World War I and Opposition To Fascism
When Italy entered the First World War in May 1915, Critica Sociale did not lose its neutrality nor did it lose its reformist ideals when faced with the Bolshevik Revolution in October 1917. While not denying the legitimacy of Vladimir Lenin's revolutionary method, Critica Sociale editors argued it was inapplicable to the Italian situation. But from 1917, the positions of the two wings the PSI became intractable. At the Livorno Conference of January 1921, the nascent Marxist-Leninist wing led by Amadeo Bordiga left the PSI to become the Partito Comunista Italiano. Critica Sociale continued to support the reformist Partito Socialista Unitario.

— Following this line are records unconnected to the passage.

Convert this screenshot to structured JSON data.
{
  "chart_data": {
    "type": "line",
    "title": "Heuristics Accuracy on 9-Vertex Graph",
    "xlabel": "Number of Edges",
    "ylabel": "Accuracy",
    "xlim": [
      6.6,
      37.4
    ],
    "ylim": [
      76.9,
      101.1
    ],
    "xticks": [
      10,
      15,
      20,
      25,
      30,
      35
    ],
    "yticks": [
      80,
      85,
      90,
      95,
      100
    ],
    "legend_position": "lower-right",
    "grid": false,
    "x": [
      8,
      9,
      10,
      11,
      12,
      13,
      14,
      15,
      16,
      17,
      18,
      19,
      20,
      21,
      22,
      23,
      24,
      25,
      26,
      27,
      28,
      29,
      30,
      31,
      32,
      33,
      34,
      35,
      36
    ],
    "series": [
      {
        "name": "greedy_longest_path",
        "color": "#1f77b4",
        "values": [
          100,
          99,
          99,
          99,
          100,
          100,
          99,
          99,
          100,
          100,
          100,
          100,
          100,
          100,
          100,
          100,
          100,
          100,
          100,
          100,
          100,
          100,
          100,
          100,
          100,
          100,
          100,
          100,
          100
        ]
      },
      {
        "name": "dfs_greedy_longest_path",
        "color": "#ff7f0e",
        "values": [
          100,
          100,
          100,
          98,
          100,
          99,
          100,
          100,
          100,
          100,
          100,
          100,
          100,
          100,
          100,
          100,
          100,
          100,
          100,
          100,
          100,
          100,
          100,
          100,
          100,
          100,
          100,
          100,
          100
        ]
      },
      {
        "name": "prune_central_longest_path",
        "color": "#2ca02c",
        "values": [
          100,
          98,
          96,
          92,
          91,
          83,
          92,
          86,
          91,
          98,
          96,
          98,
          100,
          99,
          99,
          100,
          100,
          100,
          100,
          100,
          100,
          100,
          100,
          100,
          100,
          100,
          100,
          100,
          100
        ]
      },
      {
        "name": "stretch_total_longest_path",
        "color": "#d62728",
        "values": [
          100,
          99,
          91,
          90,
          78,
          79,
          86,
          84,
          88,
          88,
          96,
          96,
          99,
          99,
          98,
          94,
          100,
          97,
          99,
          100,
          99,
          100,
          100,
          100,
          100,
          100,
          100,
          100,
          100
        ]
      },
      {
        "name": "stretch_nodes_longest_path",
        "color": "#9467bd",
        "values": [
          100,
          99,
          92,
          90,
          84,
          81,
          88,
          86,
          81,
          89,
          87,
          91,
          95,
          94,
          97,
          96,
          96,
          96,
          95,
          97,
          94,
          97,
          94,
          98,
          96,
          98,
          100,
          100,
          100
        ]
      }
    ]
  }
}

Benito Mussolini's rise to power was a second blow to Critica Sociale. Press censorship and seizures by the government led to irregular publication.
Deprived of resources, writers such as Turati, Anna Kulischov, Giacomo Matteotti, Claudio Treves, and Carlo Rosselli continued to defend the democratic order which was being swept swept away by the Fascists, and total censorship loomed. Its last political article was published the day after the murder of Giacomo Matteotti on 10 June 1924, an act which Mussolini used to take absolute power in Italy.
Thereafter the editors sheltered behind inoffensive cultural and doctrinale essays. The next year the Fascist government pronounced a blanket ban on opposition press; the last issue was dated 16 September - 15 October 1926.